27 Septembris 2002

Humanities geeks

I made our Visual Basic for Access programmer very happy yesterday.

A few weeks ago, I had occasion to crawl through the code behind our census data-entry database. During that crawl, I learned how the screen navigation is coded. It wasn’t relevant to my task at the time, just a “oh, hm, that’s how that works, interesting, Visual Basic rots” thing.

Day before yesterday, I tested the code-rewrite on the database that purports to handle the 1920 census. Now, as bureaucrats will, they rewrote the census form in 1920, moving columns hither and yon, so the screen-navigation code based on the 1910 census didn’t work for 1920 at all.
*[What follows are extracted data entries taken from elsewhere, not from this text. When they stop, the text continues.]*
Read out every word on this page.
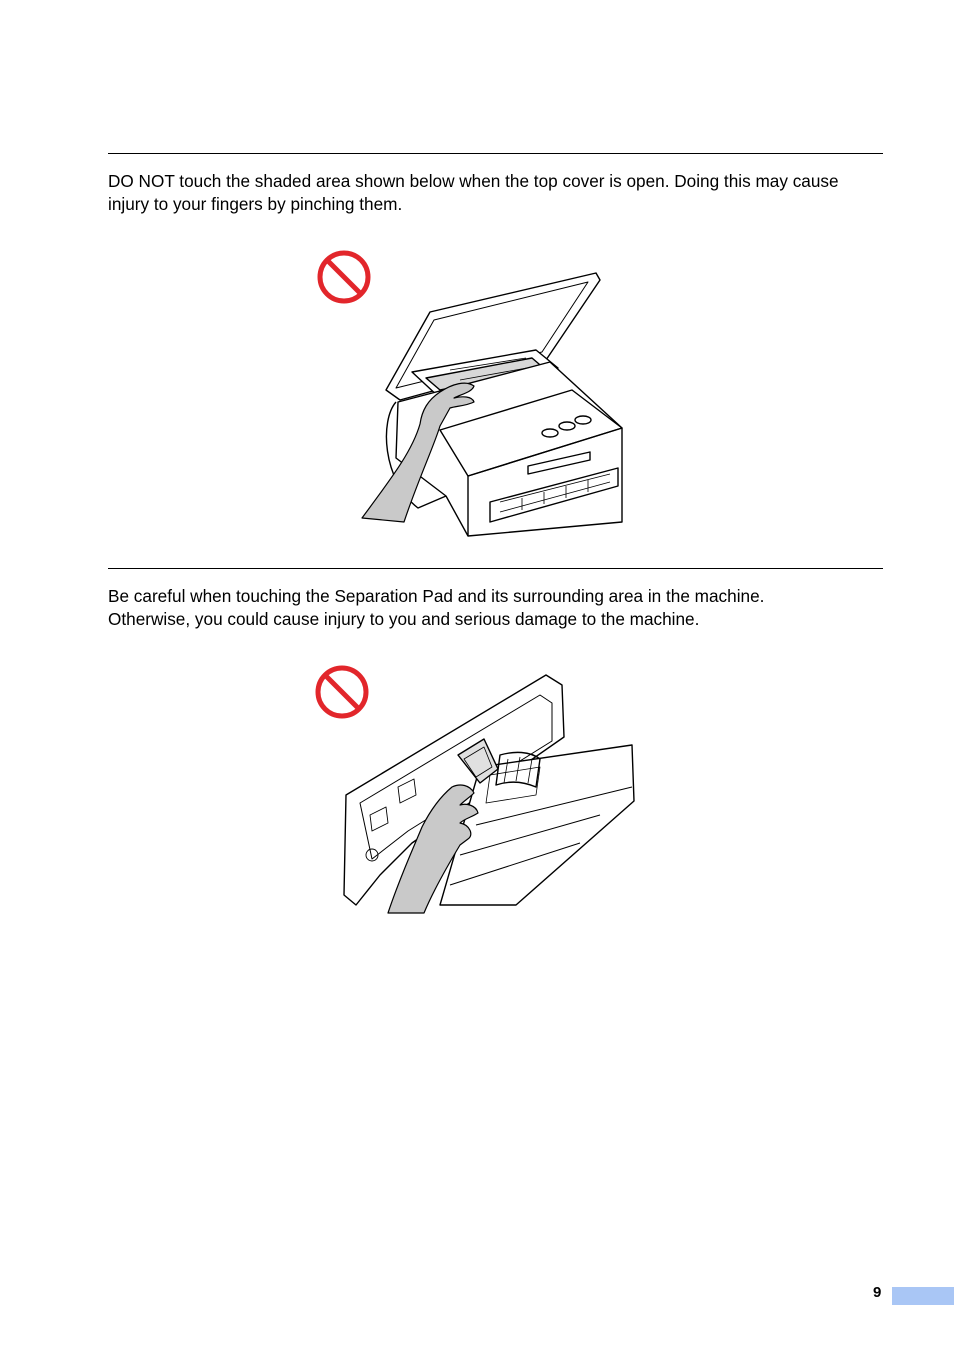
DO NOT touch the shaded area shown below when the top cover is open. Doing this may cause
injury to your fingers by pinching them.

Be careful when touching the Separation Pad and its surrounding area in the machine.
Otherwise, you could cause injury to you and serious damage to the machine.

9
Yesterday my boss asked me to write up how the navigation ought to work. Because I knew how it was coded, I was able to produce a nice clear set of needed actions for each field. The database guy was so thrilled he sent my boss no less than three “gosh, this is really cool, thanks!” messages, which my boss duly forwarded to me.

Nice to make somebody happy. Goes to show, too, that it’s worthwhile to teach humanities geeks some programming, rather than leaving it the exclusive preserve of the IT priesthood. Sure, I’ll never write huge enterprise-level apps, but even with my limited knowledge I can make the lives of those who do write huge enterprise-level apps considerably easier.